W.A. Lutz Domestic Violence Screening

Fall 2002

Domestic Violence Screening in Child Welfare

Domestic/partner violence can be a sensitive issue for most women. There are many barriers to disclosure including:

·  Fear -- It is the fear of retaliation from the partner; fear of involving “the system”; fear of losing what little control she feels she has; and in the case of child welfare, fear of losing her children.

·  Cultural Differences -- can be a barrier to disclosure. Women may feel that someone from another culture will not understand or the woman may have different cultural beliefs from the interviewer.

·  Dependence -- a woman may be economically, socially or psychologically dependent on the abuse and fear that if she discloses she will have no place to live, no money, or even that she will be unlovable to others.

·  Feelings of failure are common for victims of abuse who may feel responsible for the abuse. As “authorities” we sometimes feed into that blaming of the victim by asking questions like “What did you do to provoke the attack?”

·  Promise of change or hope -- Part of the cycle of violence includes feelings of remorse and promises to change from the abuser (Griffin & Koss, 2002).

Ways of overcoming these barriers include listening in a non-judgmental way, “normalizing” the situation by letting the woman know that she is not alone, asking the client what resources she has available to her and being prepared to assist the client with resources within the community.

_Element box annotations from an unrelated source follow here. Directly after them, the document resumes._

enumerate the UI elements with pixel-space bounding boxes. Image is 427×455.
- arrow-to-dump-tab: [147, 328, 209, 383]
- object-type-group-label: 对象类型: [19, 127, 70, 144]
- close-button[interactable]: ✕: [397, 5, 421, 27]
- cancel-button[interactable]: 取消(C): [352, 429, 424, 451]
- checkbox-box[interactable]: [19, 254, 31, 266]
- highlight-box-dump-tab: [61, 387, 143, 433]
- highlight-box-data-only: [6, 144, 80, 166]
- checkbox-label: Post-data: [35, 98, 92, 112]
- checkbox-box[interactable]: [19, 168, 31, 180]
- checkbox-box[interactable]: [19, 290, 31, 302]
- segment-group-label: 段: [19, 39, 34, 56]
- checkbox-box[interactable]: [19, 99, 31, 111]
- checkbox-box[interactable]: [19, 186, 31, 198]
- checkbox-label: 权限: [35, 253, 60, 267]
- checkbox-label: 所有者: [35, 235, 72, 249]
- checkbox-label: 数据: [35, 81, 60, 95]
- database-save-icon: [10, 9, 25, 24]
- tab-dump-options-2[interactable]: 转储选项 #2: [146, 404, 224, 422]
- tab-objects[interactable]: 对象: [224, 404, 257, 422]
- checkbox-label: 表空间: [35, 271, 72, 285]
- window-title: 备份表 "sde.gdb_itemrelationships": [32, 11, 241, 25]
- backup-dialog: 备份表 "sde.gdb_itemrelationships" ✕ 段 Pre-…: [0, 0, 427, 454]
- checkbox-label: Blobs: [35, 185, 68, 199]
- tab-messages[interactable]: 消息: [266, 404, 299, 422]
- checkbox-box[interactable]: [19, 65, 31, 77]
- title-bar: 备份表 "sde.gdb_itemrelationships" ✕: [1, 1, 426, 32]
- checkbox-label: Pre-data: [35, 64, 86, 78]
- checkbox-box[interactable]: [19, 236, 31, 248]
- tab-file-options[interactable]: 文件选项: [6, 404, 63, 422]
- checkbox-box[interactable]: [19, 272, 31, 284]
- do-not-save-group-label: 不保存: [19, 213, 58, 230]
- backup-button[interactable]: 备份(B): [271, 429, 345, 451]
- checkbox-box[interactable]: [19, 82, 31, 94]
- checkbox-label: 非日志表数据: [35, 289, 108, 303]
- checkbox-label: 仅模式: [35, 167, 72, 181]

Additionally, it is important to ask specific close-ended questions, like the ones in the brief screens that follow, avoid blaming questions such as “Why do you stay with him?” or “What did you do to provoke him?” Contextually orienting questions such as “Since partner violence is so common, I’ve begun to ask these questions routinely” can also help to overcome the fear and let the woman know that she is not alone (Miller & Downs, 2000).

An assessment for domestic violence in a child welfare setting has to consider: “the indicators of danger, the impact of the domestic violence on children, the mother’s response to domestic violence, the mother’s history of seeking help and the community’s (formal and informal) response” (Whitney & Davis, 1999). Since the brief screens that follow all came from a medical setting it is important to add questions about the safety of the children in the home. These, too, should be direct, specific, and close-ended.

Screening Criteria

There are innumerable questionnaires and screens for violence in the home. Perhaps the best known and most often used in research, is the Conflict Tactics Scale (CTS) (Straus, Hamby, Boney-McCoy, & Sugarman, 1996). This is a interviewer administered scale that includes both close-ended and open-ended questions. It can take up to 45 minutes to administer. Although the CTS gathers a great deal of information, is precise and can be scored, it is too long and requires too much time for scoring for use in a child welfare setting.

In 1992, the American Medical Association released it’s guidelines for domestic violence screening and strongly encouraged physicians to routinely screen for domestic violence (American Medical Association, 1992). Since that time, the medical profession has developed and research many short screens for domestic violence. Four of those are included in this section; the briefest is three questions long. Even in a child welfare setting, that is all that is required to know if the woman (or man) is safe.

Other Considerations and Guidelines

As mentioned earlier, it is important to also ask if the children are safe. To effectively deal with domestic violence, knowledge of the community’s resources for battered women is imperative. Better yet, developing a relationship with staff at those agencies can be beneficial for families, and in the long run, save the worker time. Finally, the more a worker knows the more likely they will be to recognize domestic violence and be able to assist a family in finding safety. Formal training or simply talking with domestic violence experts can make a difference.

The following screening instruments can be useful guides in developing a protocol for a routine screening for domestic violence.

References

American Medical Association (1992). Diagnosis and treatment guidelines on domestic violence. Archives of Family Medicine, 1, 39-47.

Griffin, M. P. & Koss, M. P. (2002). Clinical screening and intervention in cases of partner violence. Online Journal of Issues in Nursing [On-line]. Available: www.nursingworld.org/ojin/topic17/tpc17_2.htm

Miller, B. A. & Downs, W. R. (2000). Violence Against Women. In (pp. 529-540).

Straus, M. A., Hamby, S. H., Boney-McCoy, S., & Sugarman, D. B. (1996). The revised Conflict Tactics Scales (CTS2): Development and preliminary psychometric data. Journal of family issues, 17, 283-316.

Whitney, P. & Davis, L. (1999). Child abuse and domestic violence in Massachusetts: Can practice be integrated in a public child welfare setting? Child Maltreatment, 4, 158-166.